I think it's actually one of the funniest shows ever. The earlier episodes, when the show was popular, were a bit crude and crap really. But the later one's are some of the smartest and funniest things I've ever seen.
It's way better than the Simpsons.
Did anyone see the episode about stem cell research? The ending has to be one of the most hysterical in tele visual history.


----------



## gimpy34 (Aug 10, 2004)

I love it. There are too many good episodes to pick and choose. The Simpsons was great from about 92-97/98. It hasn't been that funny in a while. Family Guy and South Park definitely duke it out for funniest animated series.

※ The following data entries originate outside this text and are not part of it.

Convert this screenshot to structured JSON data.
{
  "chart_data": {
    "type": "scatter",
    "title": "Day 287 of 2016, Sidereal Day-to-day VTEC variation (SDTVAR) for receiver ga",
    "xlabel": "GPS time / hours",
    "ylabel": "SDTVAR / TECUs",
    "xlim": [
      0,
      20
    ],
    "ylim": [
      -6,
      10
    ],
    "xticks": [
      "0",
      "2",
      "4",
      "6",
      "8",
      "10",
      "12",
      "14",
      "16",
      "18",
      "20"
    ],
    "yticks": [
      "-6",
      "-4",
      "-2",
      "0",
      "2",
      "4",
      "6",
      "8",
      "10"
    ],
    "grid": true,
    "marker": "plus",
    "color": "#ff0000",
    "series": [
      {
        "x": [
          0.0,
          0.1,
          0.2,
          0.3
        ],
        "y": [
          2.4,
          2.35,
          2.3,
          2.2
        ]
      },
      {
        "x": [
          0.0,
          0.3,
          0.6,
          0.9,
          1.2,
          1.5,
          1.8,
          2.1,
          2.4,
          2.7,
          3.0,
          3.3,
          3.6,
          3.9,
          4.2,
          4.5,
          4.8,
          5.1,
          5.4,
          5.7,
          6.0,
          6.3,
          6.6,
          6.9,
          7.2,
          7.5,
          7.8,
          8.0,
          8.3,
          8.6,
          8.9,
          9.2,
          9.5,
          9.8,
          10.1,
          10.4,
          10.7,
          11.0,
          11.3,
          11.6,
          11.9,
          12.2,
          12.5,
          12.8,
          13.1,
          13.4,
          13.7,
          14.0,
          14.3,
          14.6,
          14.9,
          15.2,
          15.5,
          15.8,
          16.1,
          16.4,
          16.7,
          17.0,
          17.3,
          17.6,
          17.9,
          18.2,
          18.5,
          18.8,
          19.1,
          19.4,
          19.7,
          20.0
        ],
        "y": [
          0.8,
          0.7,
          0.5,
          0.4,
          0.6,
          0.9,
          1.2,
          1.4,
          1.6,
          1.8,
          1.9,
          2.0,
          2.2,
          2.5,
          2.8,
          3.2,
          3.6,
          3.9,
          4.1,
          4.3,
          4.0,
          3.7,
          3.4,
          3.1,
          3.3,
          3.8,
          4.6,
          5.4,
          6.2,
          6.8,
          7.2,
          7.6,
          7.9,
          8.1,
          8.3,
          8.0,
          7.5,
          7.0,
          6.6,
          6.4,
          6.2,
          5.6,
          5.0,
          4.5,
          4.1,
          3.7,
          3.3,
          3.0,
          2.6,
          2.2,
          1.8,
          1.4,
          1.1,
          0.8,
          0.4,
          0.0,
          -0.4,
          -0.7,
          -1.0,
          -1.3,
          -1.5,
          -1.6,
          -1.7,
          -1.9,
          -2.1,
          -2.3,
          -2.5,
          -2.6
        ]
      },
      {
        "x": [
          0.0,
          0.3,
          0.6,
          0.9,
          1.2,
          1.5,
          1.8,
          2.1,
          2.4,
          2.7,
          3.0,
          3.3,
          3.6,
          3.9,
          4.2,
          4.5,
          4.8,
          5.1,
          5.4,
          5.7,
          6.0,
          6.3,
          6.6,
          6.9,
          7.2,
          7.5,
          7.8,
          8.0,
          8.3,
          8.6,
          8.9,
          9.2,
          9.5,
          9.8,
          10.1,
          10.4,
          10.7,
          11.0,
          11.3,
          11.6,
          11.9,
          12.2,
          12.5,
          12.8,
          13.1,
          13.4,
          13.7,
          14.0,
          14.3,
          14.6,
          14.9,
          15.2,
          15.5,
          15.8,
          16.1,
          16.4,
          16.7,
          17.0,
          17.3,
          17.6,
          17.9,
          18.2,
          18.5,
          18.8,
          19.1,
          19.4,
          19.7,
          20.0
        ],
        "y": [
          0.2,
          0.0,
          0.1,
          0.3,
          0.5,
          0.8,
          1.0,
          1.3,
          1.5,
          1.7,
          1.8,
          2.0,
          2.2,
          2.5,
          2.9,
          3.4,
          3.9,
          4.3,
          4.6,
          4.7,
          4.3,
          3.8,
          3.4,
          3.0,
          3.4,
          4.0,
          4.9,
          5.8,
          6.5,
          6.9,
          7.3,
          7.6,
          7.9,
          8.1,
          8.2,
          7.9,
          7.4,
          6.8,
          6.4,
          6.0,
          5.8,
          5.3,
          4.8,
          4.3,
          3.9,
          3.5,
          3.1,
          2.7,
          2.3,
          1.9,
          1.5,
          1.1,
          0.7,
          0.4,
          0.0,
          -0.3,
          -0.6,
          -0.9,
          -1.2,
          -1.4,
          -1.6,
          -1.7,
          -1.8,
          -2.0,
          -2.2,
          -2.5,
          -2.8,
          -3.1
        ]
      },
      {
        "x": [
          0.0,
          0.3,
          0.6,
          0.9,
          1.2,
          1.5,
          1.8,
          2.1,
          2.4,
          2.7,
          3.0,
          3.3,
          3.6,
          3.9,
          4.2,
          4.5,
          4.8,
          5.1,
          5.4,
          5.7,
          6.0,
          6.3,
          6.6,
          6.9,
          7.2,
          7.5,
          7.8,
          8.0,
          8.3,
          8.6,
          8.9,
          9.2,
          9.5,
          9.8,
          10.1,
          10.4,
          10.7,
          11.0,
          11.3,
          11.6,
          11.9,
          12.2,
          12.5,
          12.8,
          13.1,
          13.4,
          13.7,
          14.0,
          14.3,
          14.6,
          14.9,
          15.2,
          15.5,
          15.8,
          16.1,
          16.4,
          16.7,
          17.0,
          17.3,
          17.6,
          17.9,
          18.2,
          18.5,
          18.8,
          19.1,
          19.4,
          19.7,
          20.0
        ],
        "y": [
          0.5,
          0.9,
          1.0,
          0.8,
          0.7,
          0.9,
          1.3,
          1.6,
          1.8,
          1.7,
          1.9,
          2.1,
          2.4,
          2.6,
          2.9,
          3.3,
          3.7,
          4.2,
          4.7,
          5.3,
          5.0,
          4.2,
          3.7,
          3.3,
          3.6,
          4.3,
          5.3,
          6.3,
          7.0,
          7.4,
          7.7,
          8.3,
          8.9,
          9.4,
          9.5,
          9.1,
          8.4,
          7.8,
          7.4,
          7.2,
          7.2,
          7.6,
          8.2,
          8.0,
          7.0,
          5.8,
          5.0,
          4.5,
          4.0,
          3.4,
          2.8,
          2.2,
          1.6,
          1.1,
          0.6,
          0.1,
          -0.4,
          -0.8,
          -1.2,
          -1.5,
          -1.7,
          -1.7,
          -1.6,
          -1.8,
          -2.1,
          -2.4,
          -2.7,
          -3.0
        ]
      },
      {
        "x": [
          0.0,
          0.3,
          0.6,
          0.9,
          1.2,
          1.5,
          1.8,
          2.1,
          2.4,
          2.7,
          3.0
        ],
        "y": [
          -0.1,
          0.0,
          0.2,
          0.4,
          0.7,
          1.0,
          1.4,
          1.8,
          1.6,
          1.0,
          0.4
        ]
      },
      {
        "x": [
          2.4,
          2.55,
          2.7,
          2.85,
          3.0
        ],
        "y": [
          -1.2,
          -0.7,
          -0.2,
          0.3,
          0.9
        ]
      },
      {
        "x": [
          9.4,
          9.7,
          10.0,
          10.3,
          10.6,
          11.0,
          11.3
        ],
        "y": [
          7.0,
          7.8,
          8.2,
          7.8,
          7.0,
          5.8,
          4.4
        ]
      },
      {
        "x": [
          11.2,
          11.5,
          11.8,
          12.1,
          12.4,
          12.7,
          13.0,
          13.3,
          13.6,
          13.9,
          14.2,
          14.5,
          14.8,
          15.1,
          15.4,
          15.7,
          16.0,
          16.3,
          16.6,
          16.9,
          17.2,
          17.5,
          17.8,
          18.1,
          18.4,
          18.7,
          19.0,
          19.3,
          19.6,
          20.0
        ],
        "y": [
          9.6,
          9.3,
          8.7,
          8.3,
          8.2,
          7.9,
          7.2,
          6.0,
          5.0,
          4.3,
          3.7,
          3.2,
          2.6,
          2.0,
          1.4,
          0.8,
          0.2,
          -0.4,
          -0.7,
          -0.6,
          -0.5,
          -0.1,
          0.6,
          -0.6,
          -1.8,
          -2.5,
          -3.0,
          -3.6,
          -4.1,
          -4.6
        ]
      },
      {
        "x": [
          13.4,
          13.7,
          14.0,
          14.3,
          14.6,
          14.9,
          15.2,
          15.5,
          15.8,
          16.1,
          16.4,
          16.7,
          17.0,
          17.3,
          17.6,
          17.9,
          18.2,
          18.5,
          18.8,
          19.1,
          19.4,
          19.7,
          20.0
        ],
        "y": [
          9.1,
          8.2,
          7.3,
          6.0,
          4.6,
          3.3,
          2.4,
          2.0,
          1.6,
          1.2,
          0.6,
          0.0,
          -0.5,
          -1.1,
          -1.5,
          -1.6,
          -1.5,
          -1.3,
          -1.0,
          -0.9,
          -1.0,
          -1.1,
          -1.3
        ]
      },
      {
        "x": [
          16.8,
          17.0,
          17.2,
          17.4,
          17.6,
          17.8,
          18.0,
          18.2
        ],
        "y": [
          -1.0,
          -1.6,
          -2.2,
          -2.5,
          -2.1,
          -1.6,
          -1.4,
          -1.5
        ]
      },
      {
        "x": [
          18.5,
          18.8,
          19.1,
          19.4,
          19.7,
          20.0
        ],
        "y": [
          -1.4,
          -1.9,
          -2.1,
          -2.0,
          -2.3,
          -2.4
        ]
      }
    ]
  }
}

The first time I saw the Mr. Slave felching episode I just about lost it...as well as the one where they spoof LOTR.


----------



## sebastian (Aug 11, 2004)

I have to say, i never really liked this show. Granted, i only saw the earlier ones...but they totally didn't do it for me. Same with Ren and Stimpy. Never quite "got it". However, Trey Parker or whatever is name is, certainly seems like a funny guy. I've seen him on interviews and what not.

My vote for the funniest animated show (aside from earlier Simpsons episodes i guess), would have to be Sponge Bob. That show can just break me into hysterics on the spot of a dime (if that even makes sense).

s.


----------



## Guest (Feb 17, 2005)

i watch it when i accidently flip on comedy central, its funny sometimes, but not all the time, its more of a show for 6th graders


----------



## sebastian (Aug 11, 2004)

well, certainly it appeals to sixth graders in the sense that it's a cartoon and he and patrick and squidward are always embarking on rip-roaringly silly adventures, but if you really start to get into the characters, and know their nuances, they're remarkably consistent, and you can almost predict how they'll behave in a given situation. I don't know why i think it's so funny.

I like how they make Patrick so unimaginably stupid...i actually find myself getting frustrated with him sometimes, then i realize i'm getting angry at a starfish, and giggle like a maniac at myself...i like how spongebob is so blissfully unaware of everything else going on around him and yet somehow manages to live a life of pure innocence and gaiety, somehow insulated from the rampant sin in Bikini Bottom...i love how Mr. Crabs is so obsessed with money...to the point of absurdity...i love squidward and his "bert-esque" attitude toward life...and their episodes...they're written with such wit. I mean, the dream sequence one where SB is taking the driver's test and he's hurling toward the bottom of a cliff in a car during a driver's test, but then wakes up and realizes he's dreaming...but he's dreaming in the car, and then because he was sleeping ends up plunging over the cliff anyway, and then he wakes up again, and it just keeps happening over and over....that's comedy, dammit. A bit of a rip off of Luis Bunuel, but comedy nonetheless...

anyway...you should give it more of a try if you have the time...

s.


----------



## Axel19 (Aug 11, 2004)

No the later series reallye biting social commentry. But the thing i love about it is that it always knows it's just a cartoon, so it always finishes on a very stupi but funny note.


----------



## Depersonalized (Feb 11, 2005)

South Park is awesome, sometimes it cheers me up even on very bad days


----------



## Guest (Feb 27, 2005)

I like South Park, Family Guy, The Simpsons, Ren & Stimpy, etc.


----------